I understand that from local conservation of charge, we get eqn. 8.4. I don't get why it is called continuity eqn. What is continuous in it?

Conservation of momentum gives us equation, $\frac {d\vec p }{dt} = \vec F$. This equation is not called continuity equation. Can we get a continuity equation from every conservation law?
The images are taken from Griffith's Electrodynamics, 4ed.

 

[Dale]

I don't get why it is called continuity eqn. What is continuous in it?

Nomenclature like this doesn’t matter. It makes no difference why it is called the continuity equation. The important thing is what it says. I would not waste time asking why it is called that.

Can we get a continuity equation from every conservation law?

Not global conservation laws. The continuity equation applies for locally conserved quantities.

 

[Pushoam]

Thanks.
Could you please give me an example of something which is globally conserved, but not locally?

 

[Chestermiller]

Well, if charge is conserved locally, it is certainly conserved globally.

 

[anorlunda]

Thanks.
Could you please give me an example of something which is globally conserved, but not locally?

Energy. In "classical" circumstances energy is conserved. But on the scale of the universe, it is not necessarily conserved.

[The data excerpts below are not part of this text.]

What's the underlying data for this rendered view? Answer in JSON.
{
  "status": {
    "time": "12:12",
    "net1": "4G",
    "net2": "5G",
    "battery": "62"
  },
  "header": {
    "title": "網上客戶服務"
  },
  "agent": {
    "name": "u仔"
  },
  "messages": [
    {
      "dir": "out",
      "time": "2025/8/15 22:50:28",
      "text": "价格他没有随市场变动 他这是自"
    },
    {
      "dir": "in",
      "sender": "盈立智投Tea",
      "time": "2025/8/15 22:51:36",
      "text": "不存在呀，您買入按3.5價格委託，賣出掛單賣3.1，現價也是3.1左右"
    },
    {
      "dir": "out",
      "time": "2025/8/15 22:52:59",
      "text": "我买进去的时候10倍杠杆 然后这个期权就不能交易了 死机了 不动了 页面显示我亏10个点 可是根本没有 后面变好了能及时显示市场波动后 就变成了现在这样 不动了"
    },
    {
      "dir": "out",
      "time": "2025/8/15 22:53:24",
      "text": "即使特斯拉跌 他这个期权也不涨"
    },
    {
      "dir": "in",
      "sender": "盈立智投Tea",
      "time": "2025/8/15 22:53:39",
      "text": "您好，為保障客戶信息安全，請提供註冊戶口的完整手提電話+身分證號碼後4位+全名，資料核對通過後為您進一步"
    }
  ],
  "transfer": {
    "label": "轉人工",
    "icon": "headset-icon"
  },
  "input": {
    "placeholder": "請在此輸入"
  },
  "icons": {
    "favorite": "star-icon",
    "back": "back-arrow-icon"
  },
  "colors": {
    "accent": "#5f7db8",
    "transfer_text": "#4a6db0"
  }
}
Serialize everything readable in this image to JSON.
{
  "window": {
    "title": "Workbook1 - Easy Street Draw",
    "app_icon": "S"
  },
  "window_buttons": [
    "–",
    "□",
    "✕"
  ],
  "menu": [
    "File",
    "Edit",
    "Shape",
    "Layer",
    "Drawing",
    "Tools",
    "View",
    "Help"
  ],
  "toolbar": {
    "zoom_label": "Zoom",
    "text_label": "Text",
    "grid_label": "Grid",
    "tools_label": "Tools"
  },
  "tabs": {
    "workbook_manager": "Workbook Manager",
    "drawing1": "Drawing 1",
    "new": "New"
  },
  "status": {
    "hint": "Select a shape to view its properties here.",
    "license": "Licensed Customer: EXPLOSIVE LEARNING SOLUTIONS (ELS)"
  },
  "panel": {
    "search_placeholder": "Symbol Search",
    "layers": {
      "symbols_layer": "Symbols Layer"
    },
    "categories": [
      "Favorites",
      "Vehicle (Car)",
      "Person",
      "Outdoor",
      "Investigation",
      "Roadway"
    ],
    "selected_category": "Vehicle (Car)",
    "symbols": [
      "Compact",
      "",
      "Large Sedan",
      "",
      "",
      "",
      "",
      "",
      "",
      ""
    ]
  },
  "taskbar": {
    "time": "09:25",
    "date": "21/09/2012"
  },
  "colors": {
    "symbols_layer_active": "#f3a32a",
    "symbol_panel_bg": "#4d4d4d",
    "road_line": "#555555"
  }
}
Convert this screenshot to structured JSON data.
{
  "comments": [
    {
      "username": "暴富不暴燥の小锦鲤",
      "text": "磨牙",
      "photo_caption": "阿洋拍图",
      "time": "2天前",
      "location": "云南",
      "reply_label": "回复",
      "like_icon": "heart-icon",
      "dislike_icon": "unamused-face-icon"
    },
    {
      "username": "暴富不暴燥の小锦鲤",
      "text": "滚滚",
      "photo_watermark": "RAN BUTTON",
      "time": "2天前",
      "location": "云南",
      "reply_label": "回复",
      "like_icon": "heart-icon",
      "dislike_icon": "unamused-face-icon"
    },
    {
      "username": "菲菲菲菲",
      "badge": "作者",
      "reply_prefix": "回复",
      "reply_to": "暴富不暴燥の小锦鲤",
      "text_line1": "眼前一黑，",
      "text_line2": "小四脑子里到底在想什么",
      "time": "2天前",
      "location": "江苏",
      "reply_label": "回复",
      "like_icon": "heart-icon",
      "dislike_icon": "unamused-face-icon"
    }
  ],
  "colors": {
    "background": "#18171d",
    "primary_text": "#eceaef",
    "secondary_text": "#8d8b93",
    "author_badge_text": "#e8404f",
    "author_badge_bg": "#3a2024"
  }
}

Also at at the quantum mechanics level, we have time-energy uncertainty.

 

[Pushoam]

Thanks to all.

 

[Dale]

Thanks.
Could you please give me an example of something which is globally conserved, but not locally?

I think that the fundamental laws all involve locally conserved quantities, but you can easily write a useful Lagrangian where something that is locally conserved in the fundamental laws is only globally conserved in your Lagrangian. I think that energy and angular momentum are examples in classical orbital mechanics.

 

[Pushoam]

Thanks @Dale